An Elegy for Facebook

I remember the first days of facebook. We uploaded pictures; we poured our notes and pokes into it; we started chain letters, invited each other just to access countless useless applications. In short, we were introduced to this Brave New World of our lives. For an increasingly needy and attention-seeking society, Facebook provide a life where you can have friends (or their pale virtual selves) around you 24/7.

This Brave New World added a new flavor and a new layer to our lives. Universities and employers are checking their applicants’ facebook profiles. Someone was sacked because she candidly wrote she was bored at work on her facebook status. We post arrays of compromising pictures online, taking pride in those virtual Scarlet Letters. Yet, behind the facade of vicarious empathy or shallow outrage, our increasingly Schadenfreude society smiles at our collective ‘brainless’ acts and laughs at those misfortunes.

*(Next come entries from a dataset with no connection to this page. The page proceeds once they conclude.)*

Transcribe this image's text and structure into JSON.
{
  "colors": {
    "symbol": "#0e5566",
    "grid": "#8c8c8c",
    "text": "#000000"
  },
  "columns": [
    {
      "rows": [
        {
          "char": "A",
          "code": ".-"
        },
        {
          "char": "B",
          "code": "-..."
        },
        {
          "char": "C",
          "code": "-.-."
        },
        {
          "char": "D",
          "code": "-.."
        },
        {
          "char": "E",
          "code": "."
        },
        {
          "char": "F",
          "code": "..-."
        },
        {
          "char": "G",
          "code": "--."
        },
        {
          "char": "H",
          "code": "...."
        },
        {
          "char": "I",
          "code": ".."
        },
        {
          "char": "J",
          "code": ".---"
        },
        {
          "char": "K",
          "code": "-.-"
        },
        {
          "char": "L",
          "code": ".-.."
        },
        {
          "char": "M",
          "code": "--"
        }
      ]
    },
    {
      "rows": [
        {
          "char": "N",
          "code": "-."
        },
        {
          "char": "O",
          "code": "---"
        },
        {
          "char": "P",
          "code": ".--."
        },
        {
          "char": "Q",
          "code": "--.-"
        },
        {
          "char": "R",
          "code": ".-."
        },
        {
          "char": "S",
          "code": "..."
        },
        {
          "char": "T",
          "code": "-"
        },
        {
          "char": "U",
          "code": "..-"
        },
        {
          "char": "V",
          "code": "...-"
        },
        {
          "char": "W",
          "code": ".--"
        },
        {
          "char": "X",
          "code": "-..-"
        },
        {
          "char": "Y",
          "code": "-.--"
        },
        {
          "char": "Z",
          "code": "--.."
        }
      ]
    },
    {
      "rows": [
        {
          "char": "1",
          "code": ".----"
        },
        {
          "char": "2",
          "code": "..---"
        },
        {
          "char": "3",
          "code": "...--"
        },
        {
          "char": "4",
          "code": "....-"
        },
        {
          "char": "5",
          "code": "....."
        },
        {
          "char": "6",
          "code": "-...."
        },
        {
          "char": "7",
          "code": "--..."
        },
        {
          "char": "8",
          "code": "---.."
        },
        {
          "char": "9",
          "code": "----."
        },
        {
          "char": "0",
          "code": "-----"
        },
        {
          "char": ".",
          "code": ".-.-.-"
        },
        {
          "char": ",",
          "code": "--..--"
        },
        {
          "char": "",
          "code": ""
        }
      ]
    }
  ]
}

Then only last month, we realized our privacy was robbed away. Actually, more appropriate phrase will be that privacy withered—much like our money and 401(k)s. Facebook’s new terms of use is the wake-up call for many of us although many of us blithely ignored the warning signs. (I can draw endless but painful analogies to the financial crisis here, but I will spare you).

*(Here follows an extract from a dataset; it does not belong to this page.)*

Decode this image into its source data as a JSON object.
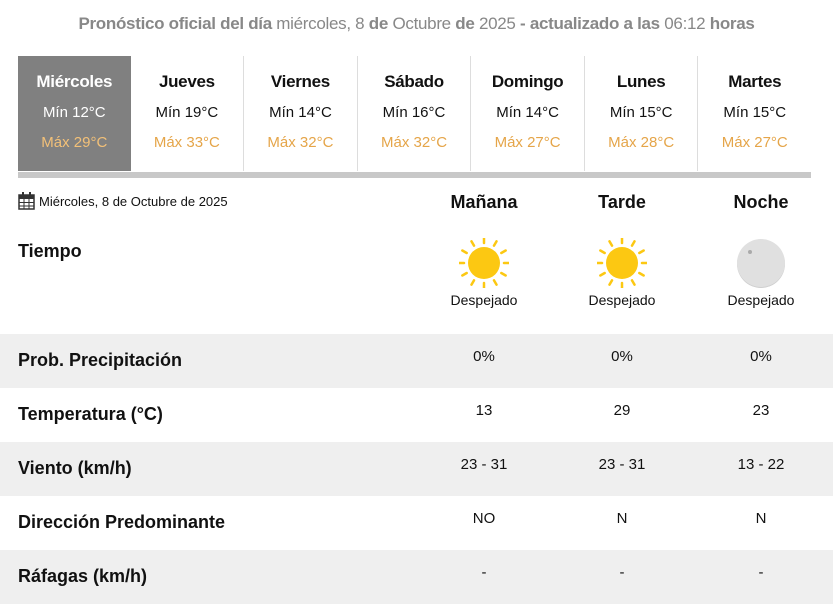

Web 2.0 sundered barriers. Instead of being six degrees away from someone, we are less than a mouseclick away. Yet, we don’t want to know about them. I don’t want to know what my less-than-popular nerdy friend from six grade math class is playing. You won’t probably want to know what your banker who is probably responsible for your toxic assets is having for lunch. But that is exactly what facebook’s latest trend, “25 things you don’t (want to) know about me” is conveying. [A friend of mine is declaring his Presidential ambitions on facebook, even naming the exact year when he will throw his hat into the ring. (If Ron Paul is dead by then, he will probably get a following over the webfolk–or as I like to call them “The Lost Generation”). But I digress.] And that is why we are immigrating to Twitter.

Yes, Twitter is ugly, and not user-friendly. It is a relic of a time where we had no iPhones and our investment portfolios looked good (oh, it seems such a long time ago). But we (I speak for myself while shamelessly invoking 2nd person again and again) like it—its minimalist approach appeals to Luddites and nerds alike. A 140-letter status bar plus a snippet of a profile picture is a synecdoche of facebook, and may even be the latter’s demise.

Just because we don’t want to know about what brand of toothpaste you use.